Intensidad y duración hacen los grados de aquella virtud. Virtud la llamo, y observa que si en algo nos pudimos diferenciar de los viejos fue en trocar el llano concepto, peyorativo, de lo exigente («No me sea usted exigentón...»), por el concepto sano de la obra hecha como Dios manda («Fulano ha realizado un trabajo lleno de exigencia»). Del más añoso sentido al más actual, que consideramos mejor, se llegó a través del «¡exigimos!», bien ceñido entre admiraciones, crudamente ejercitado en pancartas y pasquines durante aquellas décadas de prueba antepuestas al 18 de julio. Insistiremos siempre, tú lo estimas como yo, en fijar el positivo valor aclaratorio de esa fecha, en la que, si acaso, estriba la defunción o colapso de la familiar y susodicha abulia.

De intensidad, te digo, y de duración son las circunstancias que diferencian la actitud del exigir. Conozco exigentes «a presión», en quienes los manómetros de la voluntad estallarían sin remedio a no ser por las mil providenciales válvulas de seguridad dispuestas siempre para los escapes del ansia creadora. Bien sabe Dios que no me mofo de tan nobles sujetos: pero tampoco los muestro como dechado. Menos aún me gusta el comportamiento de los exigentes «peso pluma», cuya postura de micos a lomos de elefantes anda tan reñida con el fervor a nuestra gran diva Eficacia. Si de simpatía se trata, a mí me encanta aquel osado entrando a caballo en el templo tras del objeto que le enamora.
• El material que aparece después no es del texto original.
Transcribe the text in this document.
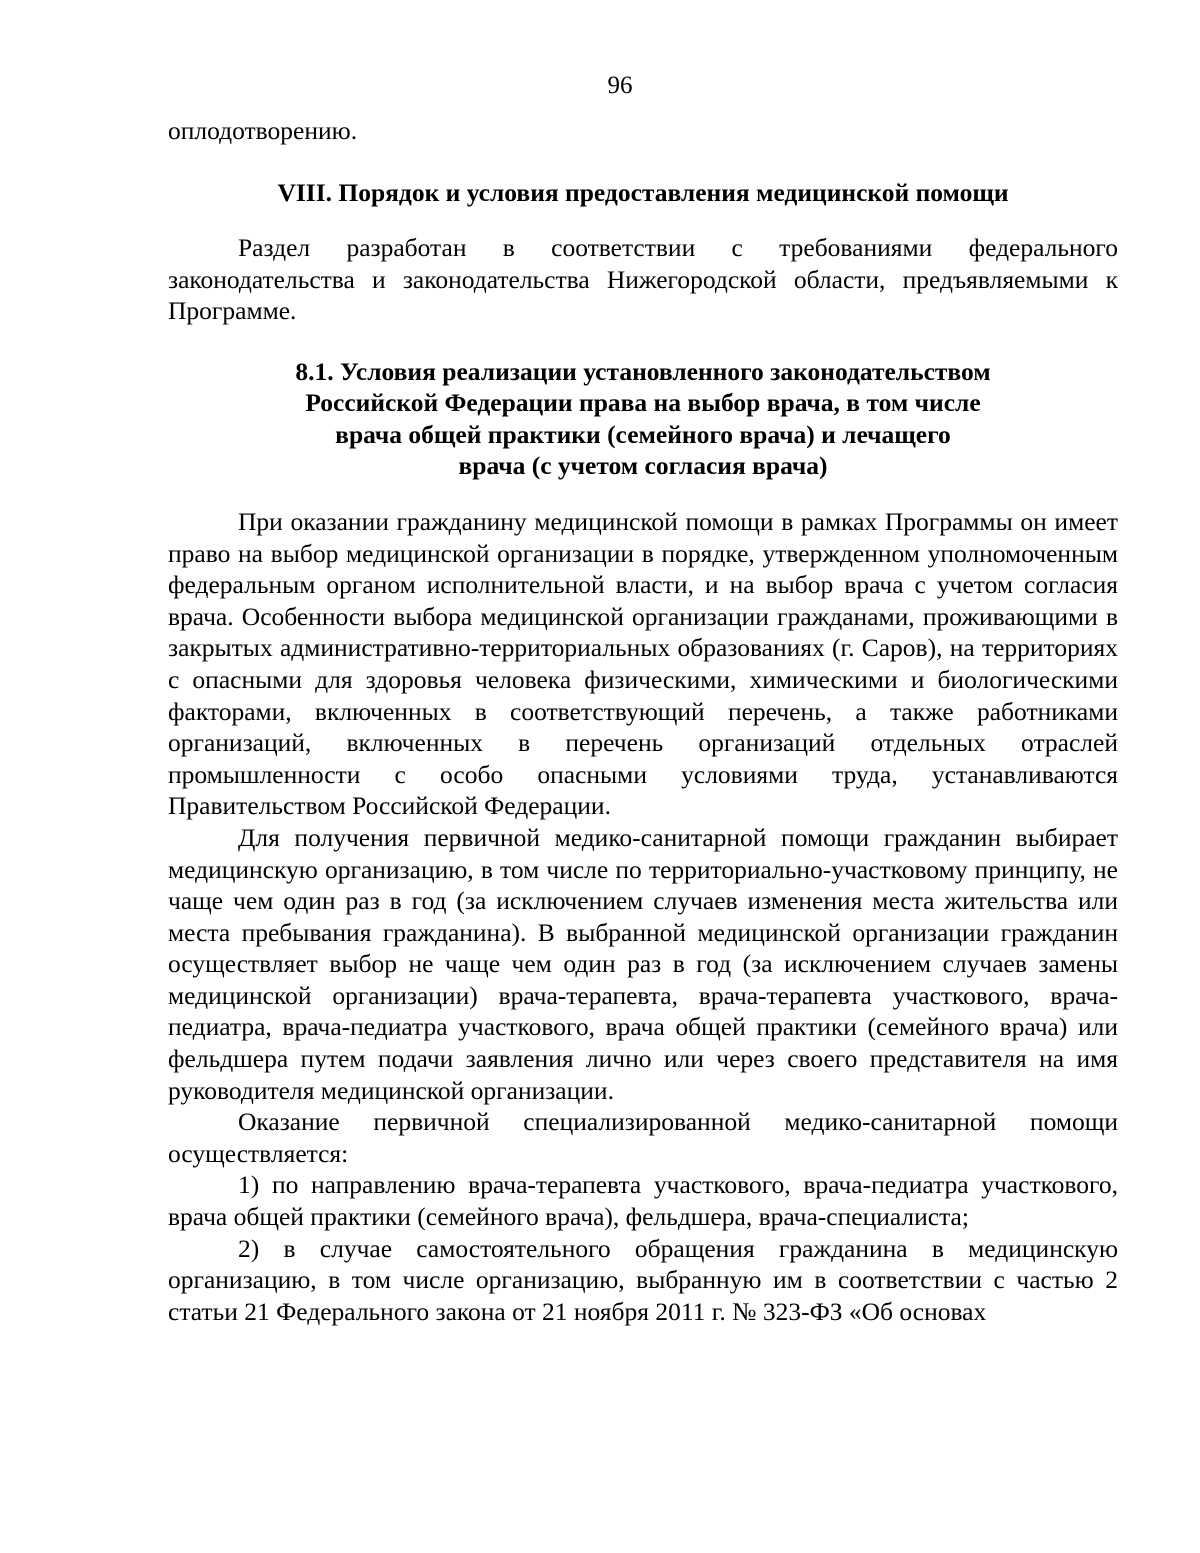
96

оплодотворению.

VIII. Порядок и условия предоставления медицинской помощи

Раздел разработан в соответствии с требованиями федерального законодательства и законодательства Нижегородской области, предъявляемыми к Программе.

8.1. Условия реализации установленного законодательством
Российской Федерации права на выбор врача, в том числе
врача общей практики (семейного врача) и лечащего
врача (с учетом согласия врача)

При оказании гражданину медицинской помощи в рамках Программы он имеет право на выбор медицинской организации в порядке, утвержденном уполномоченным федеральным органом исполнительной власти, и на выбор врача с учетом согласия врача. Особенности выбора медицинской организации гражданами, проживающими в закрытых административно-территориальных образованиях (г. Саров), на территориях с опасными для здоровья человека физическими, химическими и биологическими факторами, включенных в соответствующий перечень, а также работниками организаций, включенных в перечень организаций отдельных отраслей промышленности с особо опасными условиями труда, устанавливаются Правительством Российской Федерации.

Для получения первичной медико-санитарной помощи гражданин выбирает медицинскую организацию, в том числе по территориально-участковому принципу, не чаще чем один раз в год (за исключением случаев изменения места жительства или места пребывания гражданина). В выбранной медицинской организации гражданин осуществляет выбор не чаще чем один раз в год (за исключением случаев замены медицинской организации) врача-терапевта, врача-терапевта участкового, врача-педиатра, врача-педиатра участкового, врача общей практики (семейного врача) или фельдшера путем подачи заявления лично или через своего представителя на имя руководителя медицинской организации.

Оказание первичной специализированной медико-санитарной помощи осуществляется:

1) по направлению врача-терапевта участкового, врача-педиатра участкового, врача общей практики (семейного врача), фельдшера, врача-специалиста;

2) в случае самостоятельного обращения гражданина в медицинскую организацию, в том числе организацию, выбранную им в соответствии с частью 2 статьи 21 Федерального закона от 21 ноября 2011 г. № 323-ФЗ «Об основах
Pero los ambiciosos incontenibles no son los exigentes. Y ya adivinas que lo que aquí se insinúa como bueno es la exigencia disciplinada.

Por lo que toca a la duración del exigir –donde reside, seguramente, el gran fallo de nuestra menguada capacidad constructiva de muchos años–, hay las dos eternas modalidades: la de la prisa, para los árabes «cosa del diablo», y la del «chi va piano», tipificadoras de dos clases de hombres. ¡Cuántos esfuerzos, de idéntico vigor, alcanzan distinto éxito por tomar uno u el otro camino! Yo quisiera proponer a las gentes jóvenes de hoy una serie de casos del más inmediato pretérito, donde las técnicas del «quien da primero...» y la del tranquilo aguardar «el momento más propicio» han sido aplicadas con fortuna diversa. Su contemplación no deja de ser aleccionadora.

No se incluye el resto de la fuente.